Estados Unidos, Francia y sus aliados advierten que Teherán posee material enriquecido para múltiples artefactos nucleares, mientras Rusia y China rechazan nuevas presiones y profundizan la división en el Consejo de Seguridad

NACIONES UNIDAS.– Estados Unidos, Francia, Reino Unido y varios aliados europeos elevaron este martes la presión diplomática sobre Irán al denunciar ante el Consejo de Seguridad de las Naciones Unidas que la República Islámica acumula suficiente uranio altamente enriquecido como para fabricar múltiples armas nucleares, una acusación que incrementa las tensiones en Medio Oriente y profundiza las divisiones entre las principales potencias mundiales.

La advertencia fue formulada por el representante permanente de Francia ante la ONU, Jérôme Bonnafont, quien, citando informes del Organismo Internacional de Energía Atómica (OIEA), aseguró que Irán posee más de 400 kilogramos de uranio enriquecido, una cantidad que, según afirmó, carece de una justificación civil creíble.

“Esto significa que Irán posee más de diez cantidades significativas de uranio altamente enriquecido, suficiente para que no pueda descartarse la posibilidad de fabricar un artefacto nuclear”, declaró el diplomático francés antes de una sesión clave del Consejo de Seguridad.

Las declaraciones fueron respaldadas por Estados Unidos, Reino Unido, Francia y otras delegaciones aliadas, que reiteraron su preocupación por el avance del programa nuclear iraní y exigieron garantías verificables de que Teherán no busca desarrollar armamento atómico.

Los países occidentales acusaron además al gobierno iraní de incumplir reiteradamente sus compromisos internacionales y de obstaculizar el trabajo de los inspectores del OIEA, quienes, según denunciaron, no han podido acceder plenamente a determinadas instalaciones nucleares durante el último año.

“Solo un acuerdo creíble, sólido y verificable permitirá garantizar que Irán nunca adquiera un arma nuclear”, sostuvo Bonnafont.

Sin embargo, la sesión volvió a evidenciar las profundas diferencias dentro del Consejo de Seguridad.
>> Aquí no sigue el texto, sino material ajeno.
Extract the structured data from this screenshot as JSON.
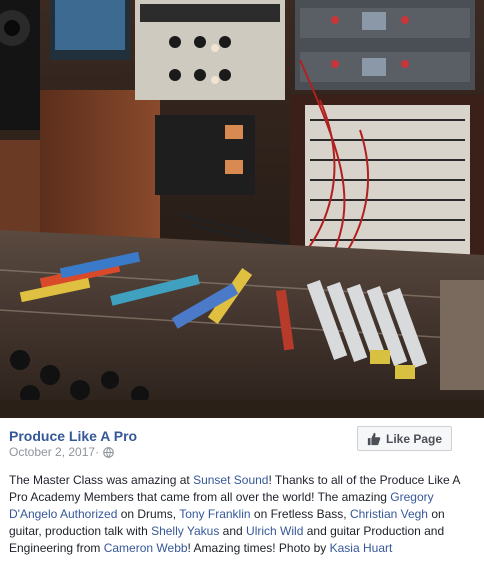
{
  "post": {
    "page_name": "Produce Like A Pro",
    "date": "October 2, 2017",
    "separator": " · ",
    "like_button_label": "Like Page",
    "text": {
      "t1": "The Master Class was amazing at ",
      "l1": "Sunset Sound",
      "t2": "! Thanks to all of the Produce Like A Pro Academy Members that came from all over the world! The amazing ",
      "l2": "Gregory D'Angelo Authorized",
      "t3": " on Drums, ",
      "l3": "Tony Franklin",
      "t4": " on Fretless Bass, ",
      "l4": "Christian Vegh",
      "t5": " on guitar, production talk with ",
      "l5": "Shelly Yakus",
      "t6": " and ",
      "l6": "Ulrich Wild",
      "t7": " and guitar Production and Engineering from ",
      "l7": "Cameron Webb",
      "t8": "! Amazing times! Photo by ",
      "l8": "Kasia Huart"
    }
  },
  "colors": {
    "link": "#365899",
    "meta": "#90949c",
    "button_bg": "#f6f7f9"
  },
  "icons": {
    "privacy": "globe-icon",
    "like": "thumb-up-icon"
  }
}
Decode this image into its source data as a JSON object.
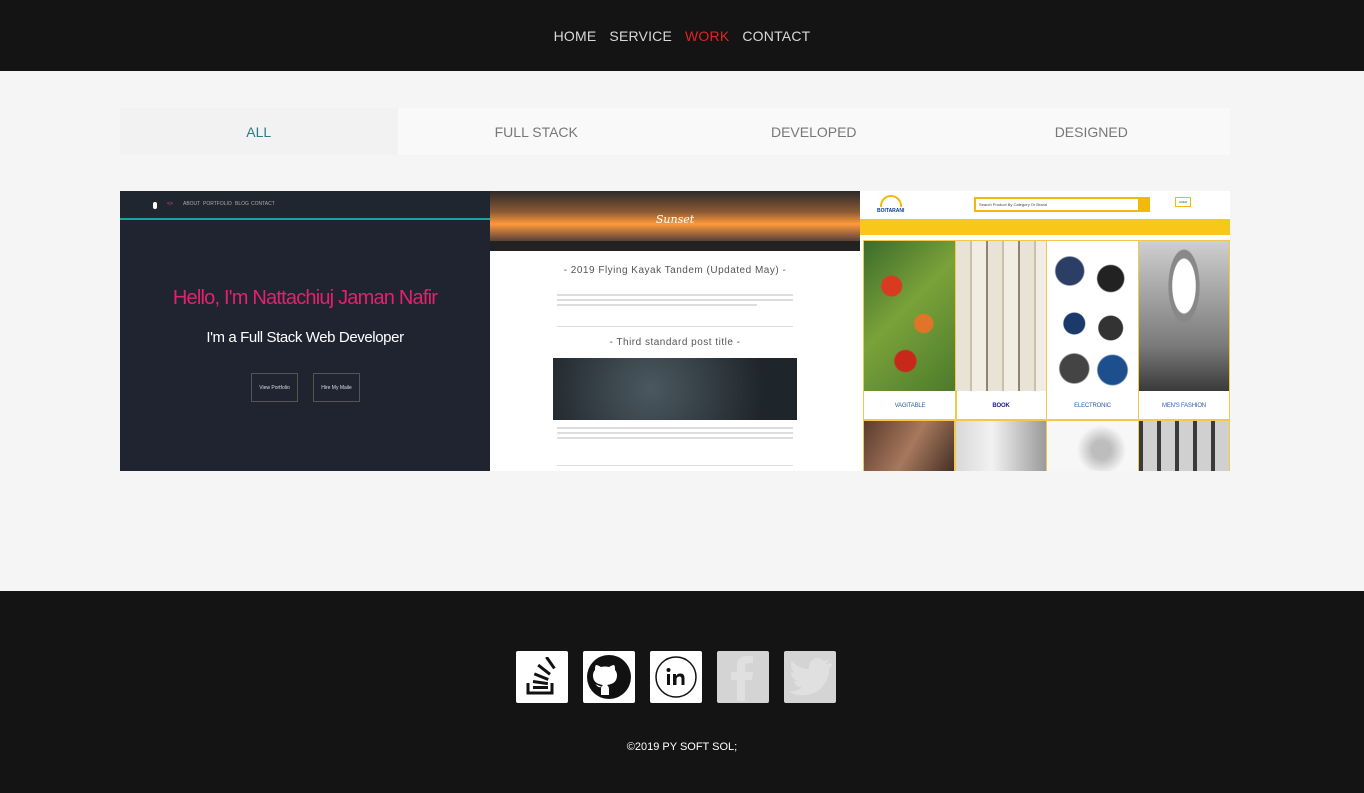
{
  "nav": {
    "items": [
      {
        "label": "HOME",
        "active": false
      },
      {
        "label": "SERVICE",
        "active": false
      },
      {
        "label": "WORK",
        "active": true
      },
      {
        "label": "CONTACT",
        "active": false
      }
    ],
    "active_color": "#e02424"
  },
  "filters": [
    {
      "label": "ALL",
      "active": true
    },
    {
      "label": "FULL STACK",
      "active": false
    },
    {
      "label": "DEVELOPED",
      "active": false
    },
    {
      "label": "DESIGNED",
      "active": false
    }
  ],
  "projects": {
    "portfolio": {
      "nav": [
        "ABOUT",
        "PORTFOLIO",
        "BLOG",
        "CONTACT"
      ],
      "headline": "Hello, I'm Nattachiuj Jaman Nafir",
      "subheadline": "I'm a Full Stack Web Developer",
      "buttons": [
        "View Portfolio",
        "Hire My Maile"
      ],
      "accent": "#e3226f"
    },
    "blog": {
      "brand": "Sunset",
      "post1_title": "- 2019 Flying Kayak Tandem (Updated May) -",
      "post2_title": "- Third standard post title -"
    },
    "shop": {
      "brand": "BOITARANI",
      "search_placeholder": "Search Product By Category Or Brand",
      "categories": [
        {
          "label": "VAGITABLE",
          "icon": "vegetables-image"
        },
        {
          "label": "BOOK",
          "icon": "books-image"
        },
        {
          "label": "ELECTRONIC",
          "icon": "electronics-image"
        },
        {
          "label": "MEN'S FASHION",
          "icon": "fashion-image"
        }
      ],
      "accent": "#f7c719"
    }
  },
  "footer": {
    "social": [
      {
        "name": "stackoverflow-icon"
      },
      {
        "name": "github-icon"
      },
      {
        "name": "linkedin-icon"
      },
      {
        "name": "facebook-icon"
      },
      {
        "name": "twitter-icon"
      }
    ],
    "copyright": "©2019 PY SOFT SOL;"
  }
}
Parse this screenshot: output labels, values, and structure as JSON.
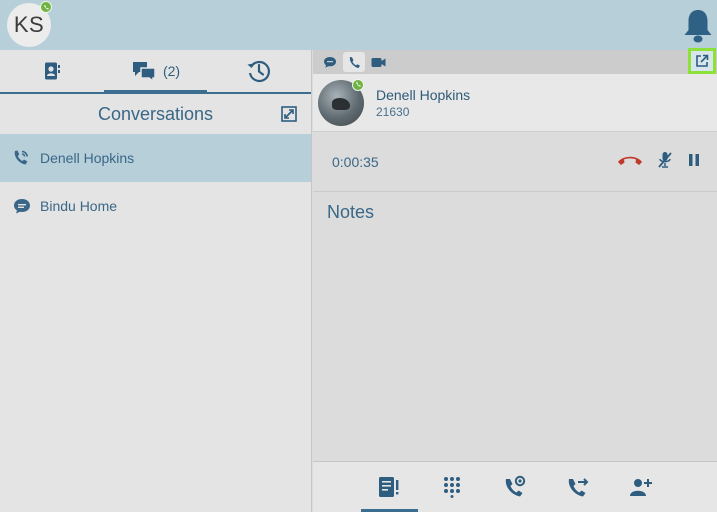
{
  "header": {
    "user_initials": "KS"
  },
  "left_panel": {
    "tabs": [
      {
        "name": "contacts",
        "icon": "contact-book-icon"
      },
      {
        "name": "conversations",
        "icon": "chat-bubbles-icon",
        "count": "(2)"
      },
      {
        "name": "history",
        "icon": "history-clock-icon"
      }
    ],
    "title": "Conversations",
    "conversations": [
      {
        "name": "Denell Hopkins",
        "icon": "phone-call-icon",
        "selected": true
      },
      {
        "name": "Bindu Home",
        "icon": "chat-bubble-icon",
        "selected": false
      }
    ]
  },
  "right_panel": {
    "contact": {
      "name": "Denell Hopkins",
      "extension": "21630"
    },
    "call": {
      "duration": "0:00:35"
    },
    "notes_label": "Notes"
  },
  "colors": {
    "accent": "#3b6e90",
    "header_bg": "#b6cfd9",
    "presence": "#6fb342",
    "hangup": "#c0392b",
    "highlight": "#8ee03a"
  }
}
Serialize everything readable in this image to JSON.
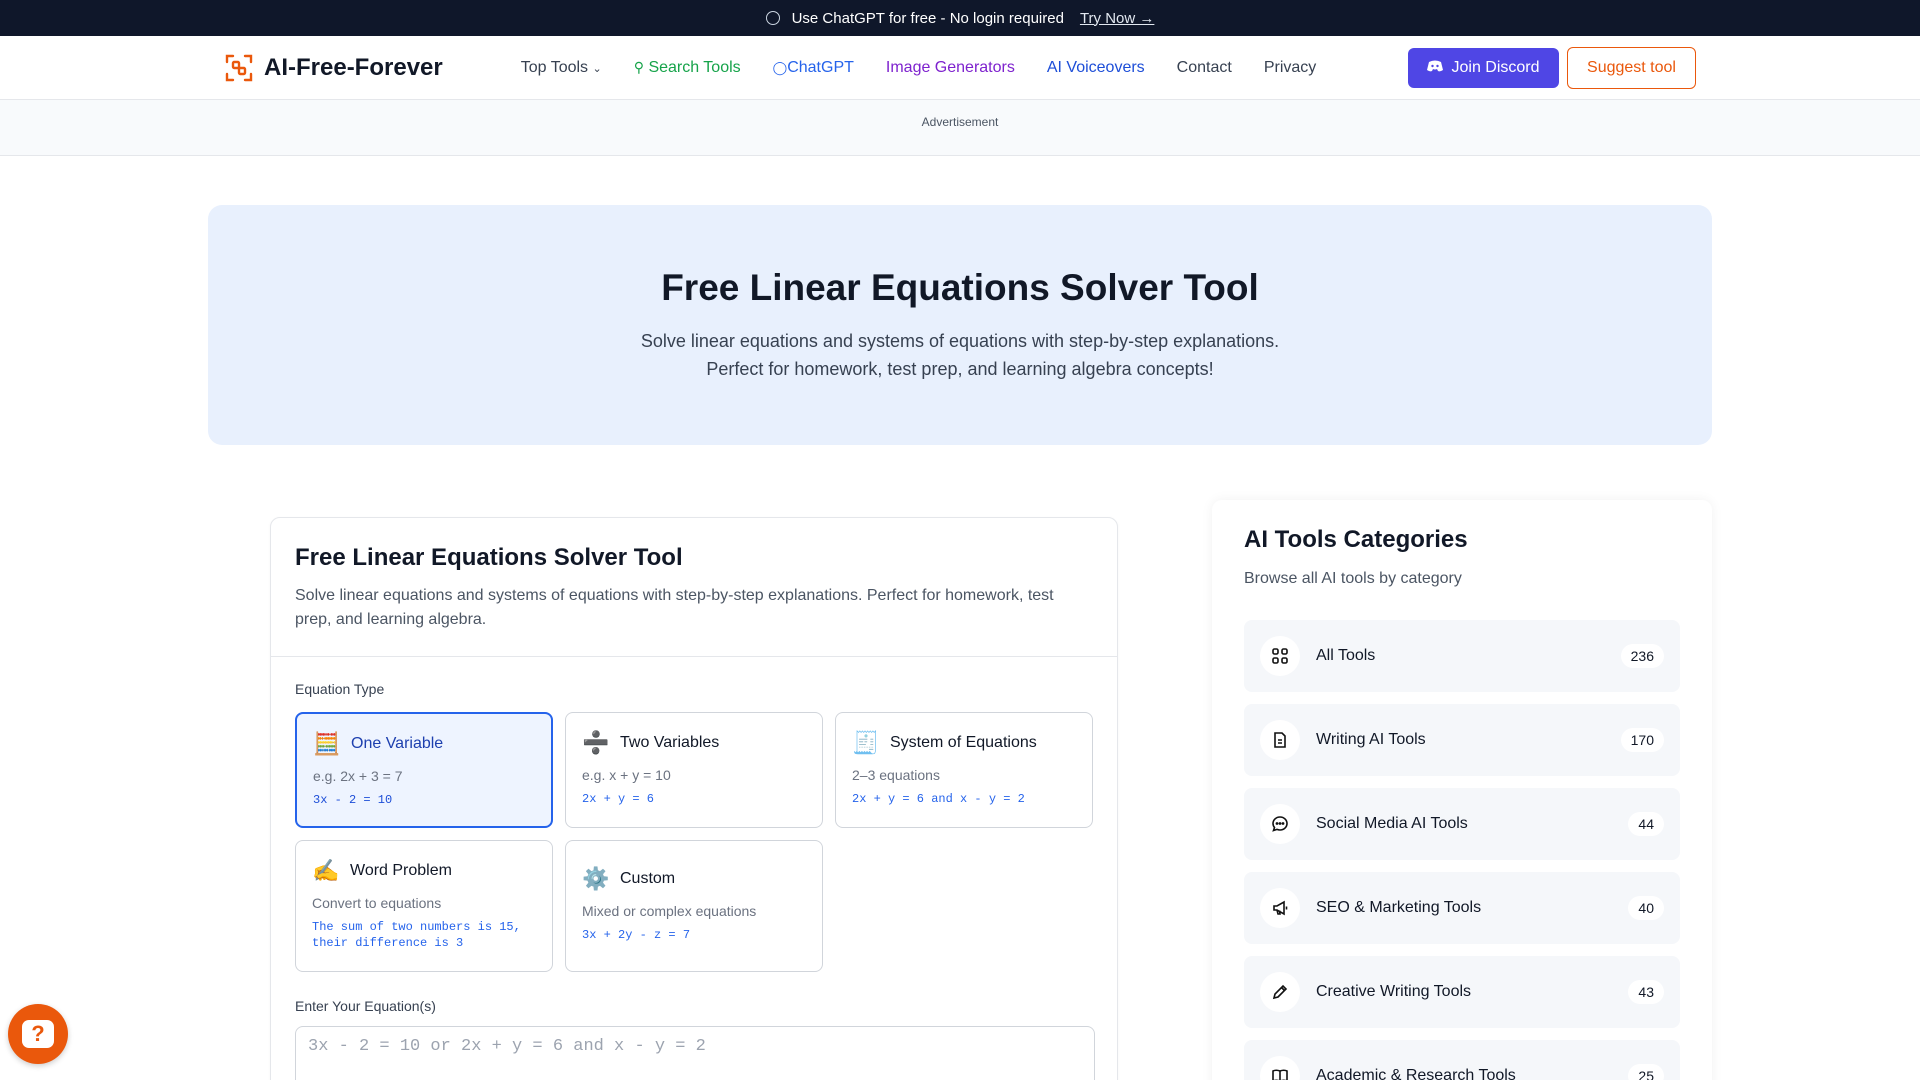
{
  "announcement": {
    "text": "Use ChatGPT for free - No login required",
    "link": "Try Now →"
  },
  "nav": {
    "brand": "AI-Free-Forever",
    "links": {
      "top_tools": "Top Tools",
      "search_tools": "Search Tools",
      "chatgpt": "ChatGPT",
      "image_generators": "Image Generators",
      "ai_voiceovers": "AI Voiceovers",
      "contact": "Contact",
      "privacy": "Privacy"
    },
    "join_discord": "Join Discord",
    "suggest_tool": "Suggest tool"
  },
  "ad_label": "Advertisement",
  "hero": {
    "title": "Free Linear Equations Solver Tool",
    "subtitle": "Solve linear equations and systems of equations with step-by-step explanations. Perfect for homework, test prep, and learning algebra concepts!"
  },
  "solver": {
    "title": "Free Linear Equations Solver Tool",
    "description": "Solve linear equations and systems of equations with step-by-step explanations. Perfect for homework, test prep, and learning algebra.",
    "equation_type_label": "Equation Type",
    "types": [
      {
        "icon": "🧮",
        "icon_name": "abacus-icon",
        "title": "One Variable",
        "example": "e.g. 2x + 3 = 7",
        "code": "3x - 2 = 10",
        "selected": true
      },
      {
        "icon": "➗",
        "icon_name": "divide-icon",
        "title": "Two Variables",
        "example": "e.g. x + y = 10",
        "code": "2x + y = 6",
        "selected": false
      },
      {
        "icon": "🧾",
        "icon_name": "receipt-icon",
        "title": "System of Equations",
        "example": "2–3 equations",
        "code": "2x + y = 6 and x - y = 2",
        "selected": false
      },
      {
        "icon": "✍️",
        "icon_name": "writing-hand-icon",
        "title": "Word Problem",
        "example": "Convert to equations",
        "code": "The sum of two numbers is 15, their difference is 3",
        "selected": false
      },
      {
        "icon": "⚙️",
        "icon_name": "gear-icon",
        "title": "Custom",
        "example": "Mixed or complex equations",
        "code": "3x + 2y - z = 7",
        "selected": false
      }
    ],
    "input_label": "Enter Your Equation(s)",
    "input_placeholder": "3x - 2 = 10 or 2x + y = 6 and x - y = 2",
    "input_value": ""
  },
  "categories": {
    "title": "AI Tools Categories",
    "subtitle": "Browse all AI tools by category",
    "items": [
      {
        "name": "All Tools",
        "count": "236",
        "icon": "grid-icon"
      },
      {
        "name": "Writing AI Tools",
        "count": "170",
        "icon": "document-icon"
      },
      {
        "name": "Social Media AI Tools",
        "count": "44",
        "icon": "chat-bubble-icon"
      },
      {
        "name": "SEO & Marketing Tools",
        "count": "40",
        "icon": "megaphone-icon"
      },
      {
        "name": "Creative Writing Tools",
        "count": "43",
        "icon": "pencil-icon"
      },
      {
        "name": "Academic & Research Tools",
        "count": "25",
        "icon": "book-icon"
      }
    ]
  },
  "colors": {
    "accent_orange": "#ea580c",
    "discord": "#4f46e5",
    "hero_bg": "#e8f0fd",
    "selected_border": "#2563eb"
  }
}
Rusia y China rechazaron la continuidad de las sanciones impulsadas por Occidente y cuestionaron la autoridad del organismo para extender determinadas medidas restrictivas contra Teherán.

La confrontación diplomática se centra en el denominado mecanismo de reimposición automática de sanciones, conocido como “snapback”, que permite restablecer las penalidades internacionales cuando se considera que Irán incurre en incumplimientos significativos de sus compromisos nucleares.

Mientras Francia, Alemania y Reino Unido promueven la reactivación de ese mecanismo, Moscú y Pekín han abogado por ampliar los plazos de negociación y evitar nuevas sanciones que puedan agravar la crisis.

La controversia se produce en un momento especialmente delicado para la seguridad internacional, con crecientes tensiones en Medio Oriente y renovadas preocupaciones sobre la proliferación nuclear, un escenario que mantiene en alerta a la comunidad internacional y podría marcar el rumbo de la diplomacia global en los próximos meses.